In the Chicago Sun-Times today William O"Rourke explains why Bush's attempt to dismantle Social Security has fallen flat.
One unintended consequence of Bush's push for Social Security privatization is that he has taken away from Republican lawmakers a staple of their 2006 re-election stump speeches. No longer can they just extol the wonders of private accounts, the something-for-nothing idea they have been selling for so many congressional elections. Voters are better informed now--and often know more than many members of the House.So, the people are smarter and those in congress who give blanket support for all things Bush are looking like the idiots they are. So why could they sell an ill advised war and they can't sell an ill advised Social Security plan? Simple, Social Security is much closer to home and people have a lot more information about it.
Rep. Chris Chocola (R-Ind.), a second-term congressman, recently held a number of get-togethers in his northern Indiana district, but often appeared woefully unprepared to answer hard questions and criticisms of the president's privatization plan. Up till now, Chocola, who used family wealth to buy a seat in Congress, has been a rubber stamp for all things Bush, payback for the president's campaign visits during Chocola's 2002 run for the House, which helped him squeak to victory.
At last week's talkathon in South Bend, Chocola looked dumbfounded when it was pointed out to him -- after he claimed there was no money in the Social Security trust fund waiting to be doled out, whereas regular pension funds had "real cash" behind them -- that there were no piles of cash waiting for pensioners, either -- or for stockholders, for that matter -- only "claims," pieces of paper, just like Social Security.
Americans can be sold the idea of acting because of lofty ideals: freedom, the end of tyranny and tyrants, fairness for all. Much of the public found it easy to move from weapons of mass destruction as a cause for war, to liberating the people of Iraq from the sadistic, despotic rule of Saddam Hussein.

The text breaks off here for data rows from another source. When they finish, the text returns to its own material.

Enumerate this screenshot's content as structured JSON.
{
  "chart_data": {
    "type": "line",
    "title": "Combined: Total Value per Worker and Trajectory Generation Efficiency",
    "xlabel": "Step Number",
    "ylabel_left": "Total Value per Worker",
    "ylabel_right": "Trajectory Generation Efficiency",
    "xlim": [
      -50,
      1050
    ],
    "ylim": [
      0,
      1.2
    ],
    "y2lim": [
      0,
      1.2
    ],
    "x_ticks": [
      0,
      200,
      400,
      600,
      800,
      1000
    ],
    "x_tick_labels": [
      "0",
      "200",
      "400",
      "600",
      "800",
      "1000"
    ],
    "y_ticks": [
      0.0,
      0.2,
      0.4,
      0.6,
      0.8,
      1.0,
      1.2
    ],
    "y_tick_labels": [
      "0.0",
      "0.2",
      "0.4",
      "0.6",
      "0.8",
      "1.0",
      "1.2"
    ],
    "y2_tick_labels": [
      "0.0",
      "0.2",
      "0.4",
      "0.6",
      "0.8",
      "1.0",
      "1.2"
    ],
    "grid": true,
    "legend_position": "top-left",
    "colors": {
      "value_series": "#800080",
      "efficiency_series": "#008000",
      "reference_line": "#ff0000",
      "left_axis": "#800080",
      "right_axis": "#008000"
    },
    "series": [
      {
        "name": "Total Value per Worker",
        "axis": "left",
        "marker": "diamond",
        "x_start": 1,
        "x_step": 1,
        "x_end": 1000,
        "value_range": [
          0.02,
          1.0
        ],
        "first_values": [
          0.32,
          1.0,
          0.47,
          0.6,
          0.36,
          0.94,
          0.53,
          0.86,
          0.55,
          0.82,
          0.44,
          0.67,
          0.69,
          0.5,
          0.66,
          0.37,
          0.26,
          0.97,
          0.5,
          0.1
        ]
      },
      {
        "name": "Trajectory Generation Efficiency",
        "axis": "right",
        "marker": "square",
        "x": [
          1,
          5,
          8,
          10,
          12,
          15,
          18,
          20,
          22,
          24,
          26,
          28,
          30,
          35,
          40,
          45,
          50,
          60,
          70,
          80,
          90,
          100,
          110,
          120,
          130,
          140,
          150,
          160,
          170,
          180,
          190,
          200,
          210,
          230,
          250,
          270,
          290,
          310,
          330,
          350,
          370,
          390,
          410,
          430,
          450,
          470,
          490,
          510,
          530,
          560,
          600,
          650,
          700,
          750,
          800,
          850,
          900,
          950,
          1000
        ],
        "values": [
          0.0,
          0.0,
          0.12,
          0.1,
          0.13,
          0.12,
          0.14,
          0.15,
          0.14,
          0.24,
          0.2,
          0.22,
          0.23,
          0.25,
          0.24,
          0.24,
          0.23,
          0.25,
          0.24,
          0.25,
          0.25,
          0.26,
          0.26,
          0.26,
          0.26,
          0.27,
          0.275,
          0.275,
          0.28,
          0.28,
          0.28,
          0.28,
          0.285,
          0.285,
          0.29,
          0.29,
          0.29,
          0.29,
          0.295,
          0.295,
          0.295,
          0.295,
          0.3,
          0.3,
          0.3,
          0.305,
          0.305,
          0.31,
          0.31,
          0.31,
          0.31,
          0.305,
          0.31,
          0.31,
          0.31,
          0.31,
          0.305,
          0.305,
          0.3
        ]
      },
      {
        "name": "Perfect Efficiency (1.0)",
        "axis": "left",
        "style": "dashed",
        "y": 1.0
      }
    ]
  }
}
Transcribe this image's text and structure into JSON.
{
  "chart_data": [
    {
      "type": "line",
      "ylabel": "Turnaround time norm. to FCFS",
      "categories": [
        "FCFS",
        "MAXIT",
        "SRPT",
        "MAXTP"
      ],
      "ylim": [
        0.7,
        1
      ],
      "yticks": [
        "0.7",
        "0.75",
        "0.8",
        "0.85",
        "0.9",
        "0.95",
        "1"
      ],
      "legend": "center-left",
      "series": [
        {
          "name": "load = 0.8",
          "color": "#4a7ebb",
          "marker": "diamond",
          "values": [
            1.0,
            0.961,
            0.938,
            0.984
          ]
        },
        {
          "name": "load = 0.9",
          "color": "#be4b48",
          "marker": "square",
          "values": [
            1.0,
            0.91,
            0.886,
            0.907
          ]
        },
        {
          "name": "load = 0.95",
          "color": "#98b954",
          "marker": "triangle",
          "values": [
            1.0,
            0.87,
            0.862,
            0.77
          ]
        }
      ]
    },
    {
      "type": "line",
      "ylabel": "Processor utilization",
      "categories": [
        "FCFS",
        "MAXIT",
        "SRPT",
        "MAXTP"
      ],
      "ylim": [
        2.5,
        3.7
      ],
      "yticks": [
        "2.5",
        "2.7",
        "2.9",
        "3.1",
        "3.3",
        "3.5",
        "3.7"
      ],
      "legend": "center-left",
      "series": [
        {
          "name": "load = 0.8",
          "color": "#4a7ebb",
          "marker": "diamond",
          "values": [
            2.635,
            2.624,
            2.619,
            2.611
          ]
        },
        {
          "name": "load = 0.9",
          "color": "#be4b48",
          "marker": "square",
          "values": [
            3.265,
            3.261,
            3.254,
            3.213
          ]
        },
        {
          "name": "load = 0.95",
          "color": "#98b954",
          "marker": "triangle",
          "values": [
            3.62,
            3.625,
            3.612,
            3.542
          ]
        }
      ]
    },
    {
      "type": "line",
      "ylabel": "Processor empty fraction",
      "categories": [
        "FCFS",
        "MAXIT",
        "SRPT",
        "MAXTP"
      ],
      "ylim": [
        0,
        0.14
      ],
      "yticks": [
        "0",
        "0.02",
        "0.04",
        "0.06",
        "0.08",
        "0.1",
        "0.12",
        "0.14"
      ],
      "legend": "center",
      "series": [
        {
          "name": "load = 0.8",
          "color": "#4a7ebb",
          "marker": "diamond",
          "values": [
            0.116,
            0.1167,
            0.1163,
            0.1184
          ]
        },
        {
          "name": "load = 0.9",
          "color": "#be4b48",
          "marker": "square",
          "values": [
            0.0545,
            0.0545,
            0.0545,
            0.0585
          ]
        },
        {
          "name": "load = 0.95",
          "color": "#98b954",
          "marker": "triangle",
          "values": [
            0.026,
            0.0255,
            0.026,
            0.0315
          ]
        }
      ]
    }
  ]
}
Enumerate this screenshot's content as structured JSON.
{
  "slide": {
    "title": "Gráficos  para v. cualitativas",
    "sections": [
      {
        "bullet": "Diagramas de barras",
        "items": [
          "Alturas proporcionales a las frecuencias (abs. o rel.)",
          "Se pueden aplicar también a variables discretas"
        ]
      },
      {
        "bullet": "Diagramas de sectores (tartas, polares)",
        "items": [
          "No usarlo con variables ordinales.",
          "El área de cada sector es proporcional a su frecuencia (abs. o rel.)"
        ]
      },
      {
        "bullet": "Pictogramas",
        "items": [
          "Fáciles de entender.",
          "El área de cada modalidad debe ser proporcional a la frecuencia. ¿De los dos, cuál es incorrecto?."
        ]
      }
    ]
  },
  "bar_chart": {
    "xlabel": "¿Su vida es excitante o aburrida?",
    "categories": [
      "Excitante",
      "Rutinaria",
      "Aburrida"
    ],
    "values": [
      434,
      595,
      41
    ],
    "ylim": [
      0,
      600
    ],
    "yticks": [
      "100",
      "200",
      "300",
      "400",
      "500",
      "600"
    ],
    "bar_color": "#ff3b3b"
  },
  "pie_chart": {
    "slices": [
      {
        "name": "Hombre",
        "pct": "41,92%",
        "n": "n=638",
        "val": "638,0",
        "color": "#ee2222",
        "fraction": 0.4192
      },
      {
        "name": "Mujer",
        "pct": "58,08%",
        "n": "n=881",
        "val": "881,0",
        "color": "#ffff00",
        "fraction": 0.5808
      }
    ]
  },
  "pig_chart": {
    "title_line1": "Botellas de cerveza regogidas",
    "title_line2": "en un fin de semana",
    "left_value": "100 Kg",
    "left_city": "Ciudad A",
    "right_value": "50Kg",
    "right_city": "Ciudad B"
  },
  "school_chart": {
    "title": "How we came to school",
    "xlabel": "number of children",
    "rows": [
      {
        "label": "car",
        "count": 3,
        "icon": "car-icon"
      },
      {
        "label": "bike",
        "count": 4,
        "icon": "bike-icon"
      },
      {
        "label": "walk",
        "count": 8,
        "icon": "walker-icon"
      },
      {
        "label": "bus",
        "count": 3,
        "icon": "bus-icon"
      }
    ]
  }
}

However, the same people are clearly balking when President Bush attempts to sell them the end of Social Security under the guise of buying into an "ownership society" where everyone can fund his or her own retirement with personal accounts.When it comes to Social Security the education of America is working but the Bushites are not giving up so we must not let up.
Unlike foreign battlefields, the domestic front is too close to everyone, and what goes on can be seen for what it is: trading the world's most successful Social Security retirement and insurance system for an idea whose time definitely has not come.